Voici donc le montage final à réaliser pour pouvoir afficher les lettres des boutons poussoirs actionnés à la manière d’un clavier à appuis multiples.

Matrice de 2x2 boutons poussoir, avec diodes et résistance pull-down
Matrice de 2x2 boutons poussoir, avec diodes et résistance pull-down

Si votre montage est correct, vous avez maintenant accès à toutes les combinaisons (soit 2^4=16 possibilités). En effet, chacun des 4 boutons peut avoir 2 états possibles (haut ou bas).

Et si nous réalisions un petit exercice ?

TP : Réalisez un coffre-fort virtuel

Je vous propose de réaliser un programme qui utilise la matrice de boutons poussoir pour saisir un code qui ouvrirait un "coffre fort virtuel". L'idée est la suivante :

  • Une combinaison est stockée dans une variable dans le programme.

  • On appuie sur les boutons pour former une combinaison et on relâche.

  • Si la combinaison est la bonne une LED  s'allume, sinon elle reste éteinte. 
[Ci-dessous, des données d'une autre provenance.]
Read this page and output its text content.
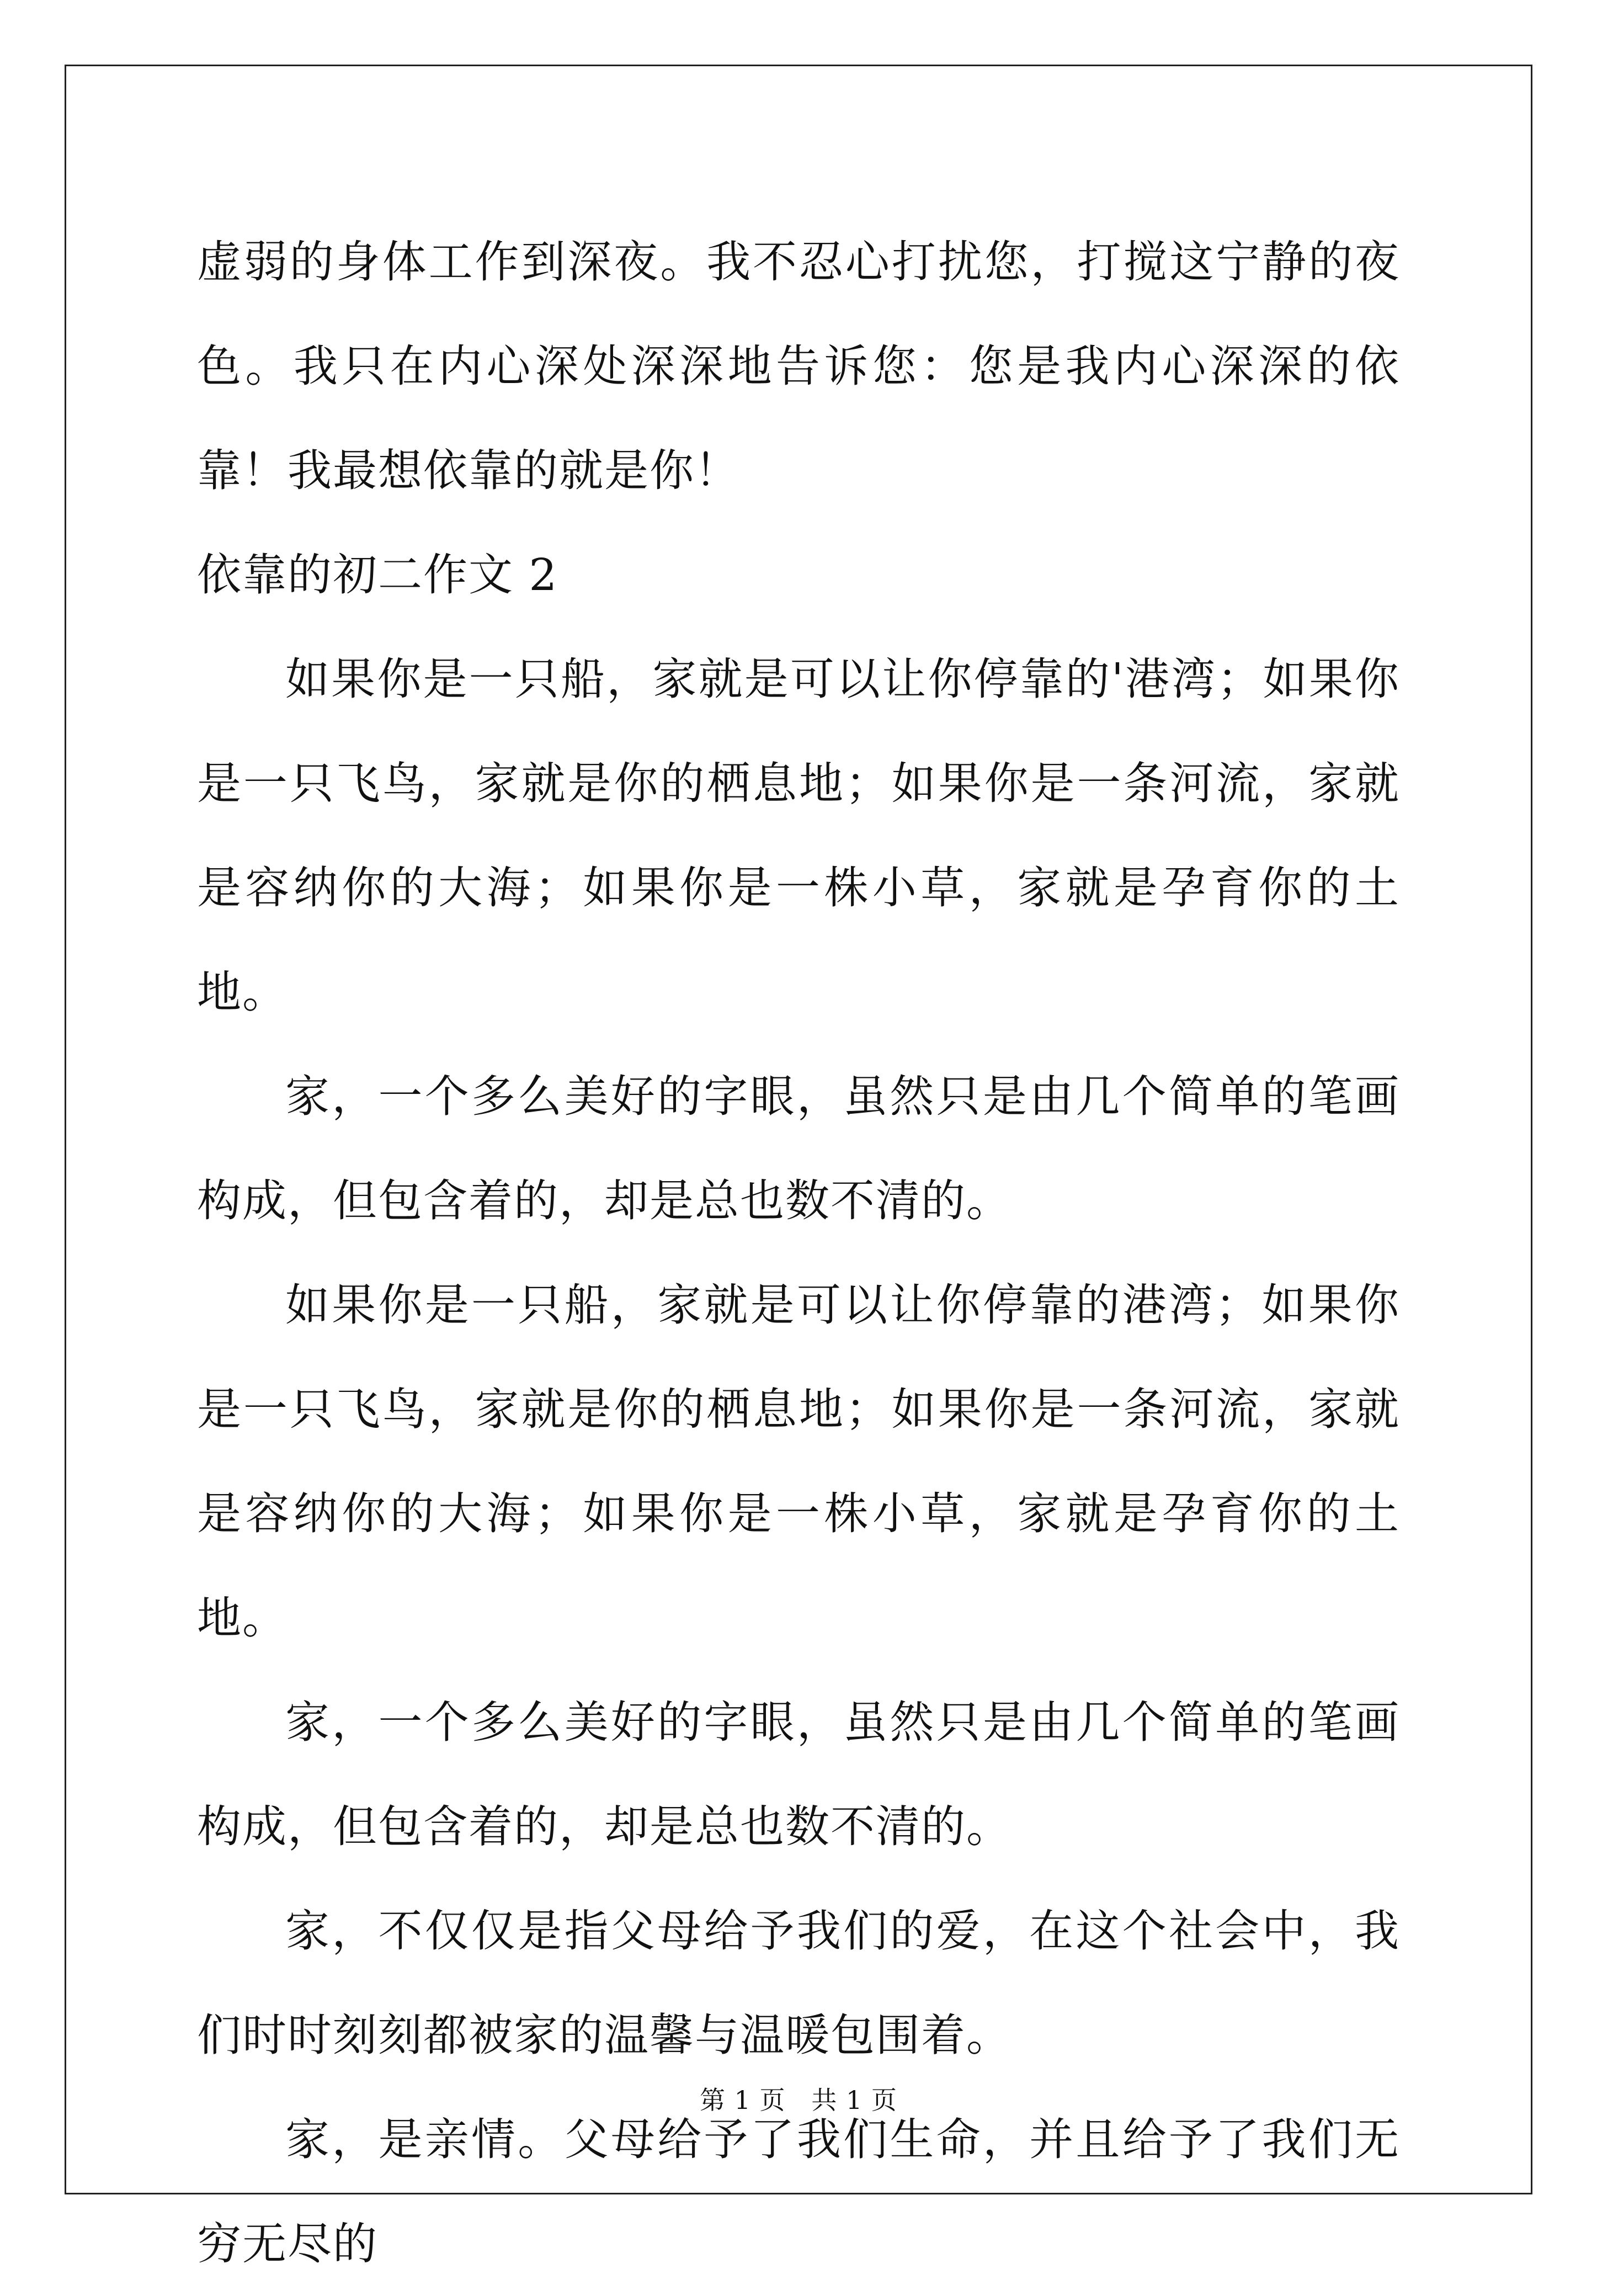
虚弱的身体工作到深夜。我不忍心打扰您，打搅这宁静的夜色。我只在内心深处深深地告诉您：您是我内心深深的依靠！我最想依靠的就是你！

依靠的初二作文 2

如果你是一只船，家就是可以让你停靠的'港湾；如果你是一只飞鸟，家就是你的栖息地；如果你是一条河流，家就是容纳你的大海；如果你是一株小草，家就是孕育你的土地。

家，一个多么美好的字眼，虽然只是由几个简单的笔画构成，但包含着的，却是总也数不清的。

如果你是一只船，家就是可以让你停靠的港湾；如果你是一只飞鸟，家就是你的栖息地；如果你是一条河流，家就是容纳你的大海；如果你是一株小草，家就是孕育你的土地。

家，一个多么美好的字眼，虽然只是由几个简单的笔画构成，但包含着的，却是总也数不清的。

家，不仅仅是指父母给予我们的爱，在这个社会中，我们时时刻刻都被家的温馨与温暖包围着。

家，是亲情。父母给予了我们生命，并且给予了我们无穷无尽的

第 1 页   共 1 页
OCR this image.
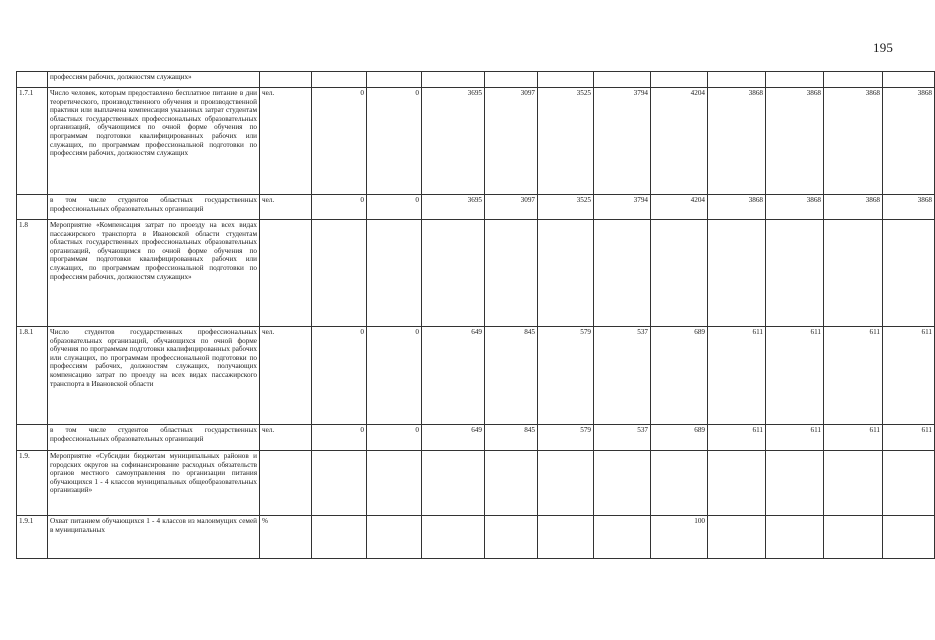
195
	профессиям рабочих, должностям служащих»												
1.7.1	Число человек, которым предоставлено бесплатное питание в дни теоретического, производственного обучения и производственной практики или выплачена компенсация указанных затрат студентам областных государственных профессиональных образовательных организаций, обучающимся по очной форме обучения по программам подготовки квалифицированных рабочих или служащих, по программам профессиональной подготовки по профессиям рабочих, должностям служащих	чел.	0	0	3695	3097	3525	3794	4204	3868	3868	3868	3868
	в том числе студентов областных государственных профессиональных образовательных организаций	чел.	0	0	3695	3097	3525	3794	4204	3868	3868	3868	3868
1.8	Мероприятие «Компенсация затрат по проезду на всех видах пассажирского транспорта в Ивановской области студентам областных государственных профессиональных образовательных организаций, обучающимся по очной форме обучения по программам подготовки квалифицированных рабочих или служащих, по программам профессиональной подготовки по профессиям рабочих, должностям служащих»												
1.8.1	Число студентов государственных профессиональных образовательных организаций, обучающихся по очной форме обучения по программам подготовки квалифицированных рабочих или служащих, по программам профессиональной подготовки по профессиям рабочих, должностям служащих, получающих компенсацию затрат по проезду на всех видах пассажирского транспорта в Ивановской области	чел.	0	0	649	845	579	537	689	611	611	611	611
	в том числе студентов областных государственных профессиональных образовательных организаций	чел.	0	0	649	845	579	537	689	611	611	611	611
1.9.	Мероприятие «Субсидии бюджетам муниципальных районов и городских округов на софинансирование расходных обязательств органов местного самоуправления по организации питания обучающихся 1 - 4 классов муниципальных общеобразовательных организаций»												
1.9.1	Охват питанием обучающихся 1 - 4 классов из малоимущих семей в муниципальных	%							100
  • Au bout de trois essais, la LED se met à clignoter rapidement pour indiquer l'auto-destruction du coffre-fort.

  • On appuie sur le bouton "reset" situé sur la carte Arduino pour relancer le programme.

Il vous faut donc prévoir pour réaliser le montage :

  • La matrice de boutons poussoir que l'on vient de réaliser dans ce chapitre ;

  • Une LED connectée avec la résistance qui va bien.

Du côté du programme :

  • Une variable pour le code (je vous conseille un type chaîne de caractère, exemple : "DUUD" avec D=down et U=Up) ;

  • Un moyen de lire et stocker la combinaison saisie (pour la comparer) ;

  • Une variable qui compte les essais ;

  • Une solution pour faire clignoter la diode au bout de 3 essais (sûrement avec la gestion du temps, donc l'utilisation de la fonction  millis()) ;

  • Quelques fonctions pour la lisibilité du programme (fonction de comparaison, de lecture de matrice, de clignotement... par exemple).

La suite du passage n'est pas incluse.